The Knoxville City County approved resolution 7716, which creates a co-response pilot program between the Knoxville Police Department and the Helen Ross McNabb Center. It allows a trained KPD officer and unarmed social worker to respond to mental health calls together.
Helen Ross McNabb and KPD presented the one-year pilot program to the city council in July. It's a technique already implemented and studied in cities across America.
"What we hope to do with this program is to jump-start an innovative approach to public safety that's been used successfully in other cities," Erin Gill, Chief Policy Officer for the City of Knoxville, said.
The initial program funds one behavioral health specialist who would work inside the KPD building and ride along on calls with a CIT trained officer. The two would work on shift and respond to calls together.
"I think any time we can pair a mental health specialist with a trained officer, the outcome for the consumer can only you know be positive," Candace Allen, senior director of adult intensive outpatient services with the Helen Ross McNabb Center explained.
The goal is de-escalating and decriminalizing police calls involving people with mental illnesses. Each party involved hopes the intervention would lead to fewer 911 mental health crisis calls.
"The behavioral health specialist can respond on the spot to triage, evaluate, and facilitate this person getting treatment in lieu of sometimes incarceration," Allen nodded.
But, not everyone in the community is happy with the $95,000 proposal. Black leaders, like Black Lives Matter activist David Hayes, said he knows people need help, but he doesn't want to see any expansion to the police department.
"We don't want to see policing transition from just enforcement from police officers to now with social workers and police officers still oppressing people," Hayes pleaded. "We need something new. We need an actual alternative."

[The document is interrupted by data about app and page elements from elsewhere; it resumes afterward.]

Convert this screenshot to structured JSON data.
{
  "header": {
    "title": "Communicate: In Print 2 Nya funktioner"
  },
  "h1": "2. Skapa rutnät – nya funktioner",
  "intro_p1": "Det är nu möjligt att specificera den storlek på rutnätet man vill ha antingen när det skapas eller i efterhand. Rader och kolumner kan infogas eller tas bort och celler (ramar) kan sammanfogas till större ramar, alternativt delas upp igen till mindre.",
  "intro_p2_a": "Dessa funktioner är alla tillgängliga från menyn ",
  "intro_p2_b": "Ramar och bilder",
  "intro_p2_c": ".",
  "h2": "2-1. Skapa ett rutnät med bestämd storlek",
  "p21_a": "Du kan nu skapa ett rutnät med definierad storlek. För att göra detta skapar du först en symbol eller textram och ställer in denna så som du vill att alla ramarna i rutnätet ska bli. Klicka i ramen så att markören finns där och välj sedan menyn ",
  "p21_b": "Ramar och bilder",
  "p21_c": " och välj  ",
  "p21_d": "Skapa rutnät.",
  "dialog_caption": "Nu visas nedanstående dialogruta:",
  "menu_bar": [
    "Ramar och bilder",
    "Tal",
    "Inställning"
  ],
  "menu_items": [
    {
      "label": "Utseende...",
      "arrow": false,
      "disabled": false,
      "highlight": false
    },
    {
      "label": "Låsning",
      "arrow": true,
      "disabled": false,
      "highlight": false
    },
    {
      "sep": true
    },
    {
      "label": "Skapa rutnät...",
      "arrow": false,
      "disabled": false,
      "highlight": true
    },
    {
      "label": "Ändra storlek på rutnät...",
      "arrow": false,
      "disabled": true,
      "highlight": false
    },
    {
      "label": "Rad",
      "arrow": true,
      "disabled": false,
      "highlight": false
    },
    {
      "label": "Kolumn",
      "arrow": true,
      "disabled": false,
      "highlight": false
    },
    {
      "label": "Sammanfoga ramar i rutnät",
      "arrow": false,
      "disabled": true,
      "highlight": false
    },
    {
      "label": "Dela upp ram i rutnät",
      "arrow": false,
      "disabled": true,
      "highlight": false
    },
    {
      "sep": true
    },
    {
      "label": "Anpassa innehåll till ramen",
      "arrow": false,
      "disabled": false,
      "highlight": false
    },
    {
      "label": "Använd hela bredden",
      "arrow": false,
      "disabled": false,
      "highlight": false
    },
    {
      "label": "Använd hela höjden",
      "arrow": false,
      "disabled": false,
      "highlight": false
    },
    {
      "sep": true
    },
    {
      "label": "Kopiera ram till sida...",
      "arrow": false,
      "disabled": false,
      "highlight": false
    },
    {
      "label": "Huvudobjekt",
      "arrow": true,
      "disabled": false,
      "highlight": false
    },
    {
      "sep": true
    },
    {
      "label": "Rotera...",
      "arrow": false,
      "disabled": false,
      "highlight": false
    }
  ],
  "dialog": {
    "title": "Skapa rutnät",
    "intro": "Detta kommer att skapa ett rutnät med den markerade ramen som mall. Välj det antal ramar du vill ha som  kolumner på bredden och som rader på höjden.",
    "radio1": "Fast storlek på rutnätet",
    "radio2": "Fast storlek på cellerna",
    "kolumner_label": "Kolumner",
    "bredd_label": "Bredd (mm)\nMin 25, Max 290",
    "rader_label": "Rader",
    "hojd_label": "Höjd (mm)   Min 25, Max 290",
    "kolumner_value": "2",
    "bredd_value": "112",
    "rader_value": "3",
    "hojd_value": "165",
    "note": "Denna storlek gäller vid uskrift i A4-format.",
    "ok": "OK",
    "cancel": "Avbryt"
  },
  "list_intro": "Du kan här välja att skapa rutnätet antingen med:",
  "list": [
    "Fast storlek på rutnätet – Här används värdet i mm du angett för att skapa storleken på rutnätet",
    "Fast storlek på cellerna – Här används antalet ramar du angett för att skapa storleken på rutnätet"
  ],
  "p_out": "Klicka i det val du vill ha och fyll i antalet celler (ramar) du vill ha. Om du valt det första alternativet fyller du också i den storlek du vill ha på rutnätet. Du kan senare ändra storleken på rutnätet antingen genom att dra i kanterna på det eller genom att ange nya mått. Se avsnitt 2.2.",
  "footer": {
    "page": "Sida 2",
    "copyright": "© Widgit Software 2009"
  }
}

Hayes said he would like to see the money allocated to other community programs instead.
Some social workers, like Licensed Master's Social Worker Amilia James, want to see the plan re-worked to exclude the police and incorporate voices of those affected by mental health and drug abuse.
"So what can happen is that we end up seeing people who have mental health issues as dangerous instead of people who need compassionate support," James explained.
James also said she is fearful of social workers being "aligned" with police when they show up on scene. She said she would like to see the City Council vote "no" on the pilot to make way for a different model, as well as use more time to incorporate voices in the community who need to be uplifted.
Jerry Vagnier, president & CEO of Helen Ross McNabb Center said they are willing to make adjustments to the pilot program through trial and error as well as feedback from the community.
“Helen Ross McNabb Center regularly seeks feedback from clients, community partners and stakeholders about the effectiveness and impact of its programs," Vagnier said. "The Center adjusts programming based on this input – as we will continue to do during this pilot program – to ensure it is meeting the needs of individuals receiving services. As we prepare to implement this new service with KPD, we are already planning to seek input from the persons served, KPD and the community stakeholders as part of our quality improvement process.”
If the pilot program is approved, the city will use data collected from the first year to adjust and study the need in the community to better assist those who need help.
Both sides of the argument agree the need for mental health services in Knoxville is great and helping the community should be at the forefront.